Jupiter. Et pourquoi donc, seigneur Plutus, quand c’est moi qui vous donne cet ordre ?

[12] Plutus. C’est que, par Jupiter, il m’a insulté, mis à la porte, taillé en morceaux, moi, son ami de père en fils, et cela comme on renvoie avec une fourche, ou comme ceux qui se secouent les doigts quand ils se brûlent. Eh quoi ! je retournerais en proie aux parasites, aux flatteurs, aux maîtresses ! Envoie-moi, Jupiter, chez des gens qui comprennent la valeur d’un tel présent, qui me choient comme un hôte précieux et désirable.

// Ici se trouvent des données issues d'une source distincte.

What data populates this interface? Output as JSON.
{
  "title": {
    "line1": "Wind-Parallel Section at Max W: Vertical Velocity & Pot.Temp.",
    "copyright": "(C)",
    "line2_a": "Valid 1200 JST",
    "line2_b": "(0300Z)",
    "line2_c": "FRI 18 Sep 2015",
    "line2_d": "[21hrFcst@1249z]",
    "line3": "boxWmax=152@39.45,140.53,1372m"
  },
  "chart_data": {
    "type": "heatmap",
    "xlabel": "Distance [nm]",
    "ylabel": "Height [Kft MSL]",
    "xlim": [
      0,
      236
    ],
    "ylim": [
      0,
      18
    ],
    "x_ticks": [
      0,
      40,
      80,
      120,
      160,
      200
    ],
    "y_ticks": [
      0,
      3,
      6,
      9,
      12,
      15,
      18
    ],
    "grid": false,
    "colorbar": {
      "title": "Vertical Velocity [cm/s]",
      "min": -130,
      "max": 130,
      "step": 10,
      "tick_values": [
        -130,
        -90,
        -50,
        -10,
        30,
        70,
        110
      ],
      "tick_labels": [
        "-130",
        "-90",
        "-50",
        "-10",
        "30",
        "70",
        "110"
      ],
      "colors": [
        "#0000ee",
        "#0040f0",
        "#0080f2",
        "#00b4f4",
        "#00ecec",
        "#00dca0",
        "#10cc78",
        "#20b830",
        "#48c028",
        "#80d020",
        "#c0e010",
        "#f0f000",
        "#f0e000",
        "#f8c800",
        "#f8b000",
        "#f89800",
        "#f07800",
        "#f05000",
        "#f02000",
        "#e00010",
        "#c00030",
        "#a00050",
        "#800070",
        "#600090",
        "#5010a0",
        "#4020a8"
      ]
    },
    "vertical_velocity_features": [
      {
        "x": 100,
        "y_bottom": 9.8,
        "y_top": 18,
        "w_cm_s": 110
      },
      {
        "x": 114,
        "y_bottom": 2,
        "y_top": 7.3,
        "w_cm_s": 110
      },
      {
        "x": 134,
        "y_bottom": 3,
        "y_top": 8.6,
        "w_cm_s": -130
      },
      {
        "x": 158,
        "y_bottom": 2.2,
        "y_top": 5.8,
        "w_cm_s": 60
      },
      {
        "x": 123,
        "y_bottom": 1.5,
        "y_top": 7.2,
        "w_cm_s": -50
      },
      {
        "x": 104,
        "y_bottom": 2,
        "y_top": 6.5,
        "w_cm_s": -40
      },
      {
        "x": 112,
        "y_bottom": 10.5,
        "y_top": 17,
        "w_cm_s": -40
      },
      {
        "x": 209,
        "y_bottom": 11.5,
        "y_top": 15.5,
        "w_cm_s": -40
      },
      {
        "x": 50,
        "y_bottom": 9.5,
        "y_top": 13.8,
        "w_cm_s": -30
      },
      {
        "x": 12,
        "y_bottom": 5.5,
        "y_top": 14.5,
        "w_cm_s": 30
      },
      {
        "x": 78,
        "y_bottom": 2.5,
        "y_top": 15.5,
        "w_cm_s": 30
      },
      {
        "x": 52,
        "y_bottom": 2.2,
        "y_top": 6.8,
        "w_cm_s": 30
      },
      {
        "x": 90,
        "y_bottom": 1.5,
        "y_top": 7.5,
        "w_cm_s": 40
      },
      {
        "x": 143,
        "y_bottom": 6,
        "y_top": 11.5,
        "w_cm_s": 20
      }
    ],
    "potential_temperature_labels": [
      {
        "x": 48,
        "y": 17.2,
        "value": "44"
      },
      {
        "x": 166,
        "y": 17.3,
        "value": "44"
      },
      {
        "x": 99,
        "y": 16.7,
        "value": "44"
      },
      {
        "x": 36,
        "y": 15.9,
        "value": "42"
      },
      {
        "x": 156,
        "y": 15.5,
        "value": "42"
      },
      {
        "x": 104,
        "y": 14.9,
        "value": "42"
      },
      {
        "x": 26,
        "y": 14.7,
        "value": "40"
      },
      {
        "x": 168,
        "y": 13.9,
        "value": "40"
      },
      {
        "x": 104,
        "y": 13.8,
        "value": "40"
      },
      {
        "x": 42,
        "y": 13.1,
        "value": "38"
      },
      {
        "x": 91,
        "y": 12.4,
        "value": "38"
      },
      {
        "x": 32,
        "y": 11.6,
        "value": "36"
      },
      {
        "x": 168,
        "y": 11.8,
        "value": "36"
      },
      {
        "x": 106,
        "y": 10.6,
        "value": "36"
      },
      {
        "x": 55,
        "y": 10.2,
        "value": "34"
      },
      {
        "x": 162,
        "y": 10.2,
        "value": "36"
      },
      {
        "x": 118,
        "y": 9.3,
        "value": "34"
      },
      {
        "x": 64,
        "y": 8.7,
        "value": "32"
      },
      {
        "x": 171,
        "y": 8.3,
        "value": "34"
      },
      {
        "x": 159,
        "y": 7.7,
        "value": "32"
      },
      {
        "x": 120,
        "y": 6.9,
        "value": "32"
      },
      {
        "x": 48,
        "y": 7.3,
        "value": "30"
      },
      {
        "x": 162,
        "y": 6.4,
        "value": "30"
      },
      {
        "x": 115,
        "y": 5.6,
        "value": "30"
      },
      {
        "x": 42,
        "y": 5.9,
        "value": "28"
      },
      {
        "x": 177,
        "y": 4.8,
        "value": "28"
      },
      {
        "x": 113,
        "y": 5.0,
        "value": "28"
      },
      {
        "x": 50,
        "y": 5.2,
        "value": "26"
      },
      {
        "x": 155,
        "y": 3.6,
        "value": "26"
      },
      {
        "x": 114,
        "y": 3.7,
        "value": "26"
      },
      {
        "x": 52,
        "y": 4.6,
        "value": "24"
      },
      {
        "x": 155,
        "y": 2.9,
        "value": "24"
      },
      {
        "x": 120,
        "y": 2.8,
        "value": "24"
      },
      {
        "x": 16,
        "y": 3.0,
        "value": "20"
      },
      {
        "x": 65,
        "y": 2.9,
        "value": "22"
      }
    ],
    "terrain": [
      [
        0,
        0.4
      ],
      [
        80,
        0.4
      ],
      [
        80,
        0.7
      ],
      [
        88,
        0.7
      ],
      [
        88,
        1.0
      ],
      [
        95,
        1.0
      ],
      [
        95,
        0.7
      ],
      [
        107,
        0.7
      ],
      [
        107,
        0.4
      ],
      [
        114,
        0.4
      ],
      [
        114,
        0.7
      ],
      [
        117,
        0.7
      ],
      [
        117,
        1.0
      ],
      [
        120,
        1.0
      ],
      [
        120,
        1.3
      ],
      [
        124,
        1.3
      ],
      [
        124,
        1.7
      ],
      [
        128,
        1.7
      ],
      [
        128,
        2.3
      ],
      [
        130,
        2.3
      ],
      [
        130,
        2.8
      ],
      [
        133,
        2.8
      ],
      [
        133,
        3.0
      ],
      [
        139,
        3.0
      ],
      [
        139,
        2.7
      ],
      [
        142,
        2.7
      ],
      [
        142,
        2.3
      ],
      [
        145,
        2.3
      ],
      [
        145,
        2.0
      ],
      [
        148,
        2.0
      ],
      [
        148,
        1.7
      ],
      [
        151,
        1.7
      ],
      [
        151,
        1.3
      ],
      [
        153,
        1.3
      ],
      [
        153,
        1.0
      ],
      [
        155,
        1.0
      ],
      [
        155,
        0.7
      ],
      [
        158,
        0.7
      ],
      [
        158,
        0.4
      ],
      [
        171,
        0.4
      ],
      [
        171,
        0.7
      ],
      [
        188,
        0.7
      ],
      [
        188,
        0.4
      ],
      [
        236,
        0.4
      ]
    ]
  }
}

Mais que ces oiseaux affamés restent toujours dans la pauvreté, puisqu’ils la préfèrent à moi ; que, couverts d’une peau de chèvre, la pioche en main, ils se contentent de gagner misérablement quatre oboles, eux qui font si peu de cas des trésors de dix talents.

[13] Jupiter. Timon n’en usera plus ainsi avec toi ; la pioche

  1. Voy. Plutarque, Vie de Nicias. § 23. Cf. nos annotations sur l’Apologie de Socrate de Platon, édit. Hachette, p. 31.